Une fois que les sportifs français auront décroché quelques médailles, ce qui n'a pas été le cas lors de la première journée samedi, Paris risque bien de se prendre au jeu... olympique.

Olaf Ruiter, le gérant néerlandais du pub, en est persuadé. Il en veut pour preuve la réaction de ses clients qui ont suivi la cérémonie d'ouverture.

"Vendredi soir, c'était plein, il y avait plusieurs groupes de touristes anglais et français pour suivre la cérémonie.
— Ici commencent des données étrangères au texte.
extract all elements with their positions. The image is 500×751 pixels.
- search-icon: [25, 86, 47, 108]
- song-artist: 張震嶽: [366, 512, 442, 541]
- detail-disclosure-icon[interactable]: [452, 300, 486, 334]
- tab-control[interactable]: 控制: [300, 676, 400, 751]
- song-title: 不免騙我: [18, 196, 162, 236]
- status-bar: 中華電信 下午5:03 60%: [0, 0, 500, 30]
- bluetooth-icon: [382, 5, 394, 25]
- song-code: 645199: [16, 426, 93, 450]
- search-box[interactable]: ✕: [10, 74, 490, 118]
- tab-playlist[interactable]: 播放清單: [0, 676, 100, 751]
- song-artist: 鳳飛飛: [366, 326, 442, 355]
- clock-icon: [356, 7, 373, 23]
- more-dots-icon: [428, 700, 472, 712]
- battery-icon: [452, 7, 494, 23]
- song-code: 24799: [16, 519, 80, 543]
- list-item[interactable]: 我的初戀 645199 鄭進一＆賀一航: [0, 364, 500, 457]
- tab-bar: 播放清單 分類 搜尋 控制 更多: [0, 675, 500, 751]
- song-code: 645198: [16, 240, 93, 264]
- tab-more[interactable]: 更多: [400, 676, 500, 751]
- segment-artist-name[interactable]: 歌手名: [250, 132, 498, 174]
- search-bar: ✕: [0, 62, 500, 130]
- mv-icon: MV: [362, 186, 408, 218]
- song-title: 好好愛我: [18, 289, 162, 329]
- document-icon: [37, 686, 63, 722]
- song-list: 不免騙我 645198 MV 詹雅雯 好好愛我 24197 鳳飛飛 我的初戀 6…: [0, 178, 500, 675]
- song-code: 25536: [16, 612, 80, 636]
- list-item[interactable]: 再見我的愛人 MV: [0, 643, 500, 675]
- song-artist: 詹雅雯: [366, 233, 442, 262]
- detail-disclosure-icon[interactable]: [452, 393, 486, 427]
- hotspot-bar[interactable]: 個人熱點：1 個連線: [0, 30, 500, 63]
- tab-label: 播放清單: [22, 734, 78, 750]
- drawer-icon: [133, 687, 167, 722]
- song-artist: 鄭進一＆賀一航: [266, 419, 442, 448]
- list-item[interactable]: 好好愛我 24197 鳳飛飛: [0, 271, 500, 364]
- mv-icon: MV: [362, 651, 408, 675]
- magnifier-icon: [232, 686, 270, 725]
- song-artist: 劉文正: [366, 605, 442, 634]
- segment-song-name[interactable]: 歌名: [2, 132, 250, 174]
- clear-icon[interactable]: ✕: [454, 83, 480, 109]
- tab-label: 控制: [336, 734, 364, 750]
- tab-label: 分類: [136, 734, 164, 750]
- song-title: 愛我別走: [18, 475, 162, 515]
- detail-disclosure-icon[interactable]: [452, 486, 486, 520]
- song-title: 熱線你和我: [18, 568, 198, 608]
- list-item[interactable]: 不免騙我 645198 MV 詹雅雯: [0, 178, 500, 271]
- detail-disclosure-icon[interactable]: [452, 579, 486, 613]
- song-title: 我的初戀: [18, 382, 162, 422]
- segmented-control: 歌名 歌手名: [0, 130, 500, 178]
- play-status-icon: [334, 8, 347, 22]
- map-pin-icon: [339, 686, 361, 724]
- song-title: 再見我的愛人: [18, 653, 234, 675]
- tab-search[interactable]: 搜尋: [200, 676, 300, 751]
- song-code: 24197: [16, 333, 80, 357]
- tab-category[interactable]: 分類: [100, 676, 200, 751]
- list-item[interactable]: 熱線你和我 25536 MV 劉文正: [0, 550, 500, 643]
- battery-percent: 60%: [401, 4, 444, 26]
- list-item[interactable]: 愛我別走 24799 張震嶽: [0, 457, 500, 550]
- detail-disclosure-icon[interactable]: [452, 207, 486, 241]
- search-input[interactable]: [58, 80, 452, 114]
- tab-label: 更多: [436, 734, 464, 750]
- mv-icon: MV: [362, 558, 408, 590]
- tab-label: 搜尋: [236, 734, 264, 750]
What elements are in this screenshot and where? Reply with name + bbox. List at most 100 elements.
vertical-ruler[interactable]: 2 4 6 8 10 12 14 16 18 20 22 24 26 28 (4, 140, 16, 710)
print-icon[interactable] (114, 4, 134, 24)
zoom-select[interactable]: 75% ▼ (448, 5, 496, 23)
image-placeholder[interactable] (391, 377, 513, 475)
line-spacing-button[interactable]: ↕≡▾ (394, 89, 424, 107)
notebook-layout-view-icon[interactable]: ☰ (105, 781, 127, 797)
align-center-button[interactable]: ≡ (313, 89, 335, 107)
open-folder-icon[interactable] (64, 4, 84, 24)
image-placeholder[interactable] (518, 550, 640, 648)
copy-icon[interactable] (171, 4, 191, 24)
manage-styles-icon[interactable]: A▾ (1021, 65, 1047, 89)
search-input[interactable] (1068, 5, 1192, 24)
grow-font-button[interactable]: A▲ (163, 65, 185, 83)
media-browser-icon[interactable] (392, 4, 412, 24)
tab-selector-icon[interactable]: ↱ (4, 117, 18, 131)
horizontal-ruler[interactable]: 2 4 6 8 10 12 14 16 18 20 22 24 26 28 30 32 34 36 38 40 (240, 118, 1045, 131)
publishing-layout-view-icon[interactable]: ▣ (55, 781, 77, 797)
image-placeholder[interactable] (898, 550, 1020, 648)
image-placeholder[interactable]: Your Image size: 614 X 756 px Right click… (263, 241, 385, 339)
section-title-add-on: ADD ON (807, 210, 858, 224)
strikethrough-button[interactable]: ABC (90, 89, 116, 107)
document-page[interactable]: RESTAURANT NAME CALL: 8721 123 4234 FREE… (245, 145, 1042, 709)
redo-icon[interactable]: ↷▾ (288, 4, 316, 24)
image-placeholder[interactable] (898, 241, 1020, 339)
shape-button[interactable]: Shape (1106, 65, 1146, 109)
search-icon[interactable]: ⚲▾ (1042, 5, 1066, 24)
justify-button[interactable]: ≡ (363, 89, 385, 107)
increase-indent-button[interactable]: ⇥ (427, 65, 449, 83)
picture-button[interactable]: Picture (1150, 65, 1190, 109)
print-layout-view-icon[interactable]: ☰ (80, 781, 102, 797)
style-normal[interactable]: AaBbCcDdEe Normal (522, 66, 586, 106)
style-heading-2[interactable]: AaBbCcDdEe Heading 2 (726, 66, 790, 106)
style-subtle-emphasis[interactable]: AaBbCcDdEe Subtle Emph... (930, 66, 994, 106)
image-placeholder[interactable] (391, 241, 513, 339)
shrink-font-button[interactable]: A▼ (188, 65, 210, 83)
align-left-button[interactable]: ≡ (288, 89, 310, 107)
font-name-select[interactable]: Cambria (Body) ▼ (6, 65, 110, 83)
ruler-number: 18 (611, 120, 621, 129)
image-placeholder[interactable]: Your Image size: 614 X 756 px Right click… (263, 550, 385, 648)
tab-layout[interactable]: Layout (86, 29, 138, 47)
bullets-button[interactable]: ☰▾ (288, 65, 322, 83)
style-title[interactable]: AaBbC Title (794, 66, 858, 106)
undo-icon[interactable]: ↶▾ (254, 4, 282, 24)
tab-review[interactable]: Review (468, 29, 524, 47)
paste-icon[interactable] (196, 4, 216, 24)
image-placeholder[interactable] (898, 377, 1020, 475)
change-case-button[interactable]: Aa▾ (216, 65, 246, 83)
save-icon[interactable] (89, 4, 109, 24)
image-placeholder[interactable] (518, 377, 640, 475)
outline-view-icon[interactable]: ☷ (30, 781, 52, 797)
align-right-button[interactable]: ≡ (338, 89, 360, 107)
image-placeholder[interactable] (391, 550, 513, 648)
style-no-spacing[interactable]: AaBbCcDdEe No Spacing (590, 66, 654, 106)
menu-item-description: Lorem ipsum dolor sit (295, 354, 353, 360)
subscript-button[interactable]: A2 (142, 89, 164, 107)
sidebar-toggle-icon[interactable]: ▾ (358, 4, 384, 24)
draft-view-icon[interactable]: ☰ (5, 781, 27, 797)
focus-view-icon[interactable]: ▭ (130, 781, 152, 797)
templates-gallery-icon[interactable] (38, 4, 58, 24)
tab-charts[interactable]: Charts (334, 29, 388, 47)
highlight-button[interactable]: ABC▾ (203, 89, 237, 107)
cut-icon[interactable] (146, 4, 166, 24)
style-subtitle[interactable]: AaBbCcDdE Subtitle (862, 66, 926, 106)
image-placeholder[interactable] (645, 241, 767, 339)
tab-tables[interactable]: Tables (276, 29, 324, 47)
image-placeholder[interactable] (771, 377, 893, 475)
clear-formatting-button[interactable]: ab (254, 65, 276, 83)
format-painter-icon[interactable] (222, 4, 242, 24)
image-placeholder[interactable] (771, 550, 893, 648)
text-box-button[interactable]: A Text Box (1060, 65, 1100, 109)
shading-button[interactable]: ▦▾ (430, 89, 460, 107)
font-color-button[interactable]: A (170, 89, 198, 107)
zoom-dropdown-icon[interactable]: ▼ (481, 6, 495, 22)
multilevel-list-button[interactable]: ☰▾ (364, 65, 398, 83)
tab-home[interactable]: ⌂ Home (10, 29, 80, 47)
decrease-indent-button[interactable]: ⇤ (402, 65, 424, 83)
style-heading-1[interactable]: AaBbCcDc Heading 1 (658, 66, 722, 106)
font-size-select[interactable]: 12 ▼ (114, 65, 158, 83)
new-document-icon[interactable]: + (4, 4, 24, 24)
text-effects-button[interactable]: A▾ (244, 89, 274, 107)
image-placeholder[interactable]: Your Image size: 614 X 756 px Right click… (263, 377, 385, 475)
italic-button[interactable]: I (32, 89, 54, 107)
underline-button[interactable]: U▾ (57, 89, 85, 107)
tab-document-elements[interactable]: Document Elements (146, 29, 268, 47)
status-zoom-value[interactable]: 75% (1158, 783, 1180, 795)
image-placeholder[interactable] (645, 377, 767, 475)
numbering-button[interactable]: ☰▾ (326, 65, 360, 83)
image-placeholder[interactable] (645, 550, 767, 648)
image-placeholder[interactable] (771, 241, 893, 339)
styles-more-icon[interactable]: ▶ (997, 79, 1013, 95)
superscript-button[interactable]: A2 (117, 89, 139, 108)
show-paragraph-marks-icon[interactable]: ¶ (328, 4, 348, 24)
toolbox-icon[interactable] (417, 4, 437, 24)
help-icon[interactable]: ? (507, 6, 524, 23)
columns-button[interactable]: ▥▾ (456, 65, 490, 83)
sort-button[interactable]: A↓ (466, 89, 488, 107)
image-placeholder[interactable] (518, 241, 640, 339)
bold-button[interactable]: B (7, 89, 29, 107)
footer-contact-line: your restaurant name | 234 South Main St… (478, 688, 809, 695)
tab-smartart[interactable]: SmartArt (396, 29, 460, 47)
Tout le monde a trouvé cela super", rappelle-t-il.

Sur le parvis de l'Hôtel de ville, une assistance clairsemée suit sur écran géant dans un décor et une météo typiquement "british", avec cabines téléphoniques rouges et ciel gris, les retransmissions des épreuves londoniennes.

C'est sur cette même place que plusieurs milliers de Parisiens étaient restés interdits en juillet 2005 à l'annonce de la victoire de Londres.

"Cela débute doucement, admet Mohammed Oumoussa. Mais l'athlétisme n'a pas encore commencé, il y aura plus de monde", prédit-il, résolument confiant.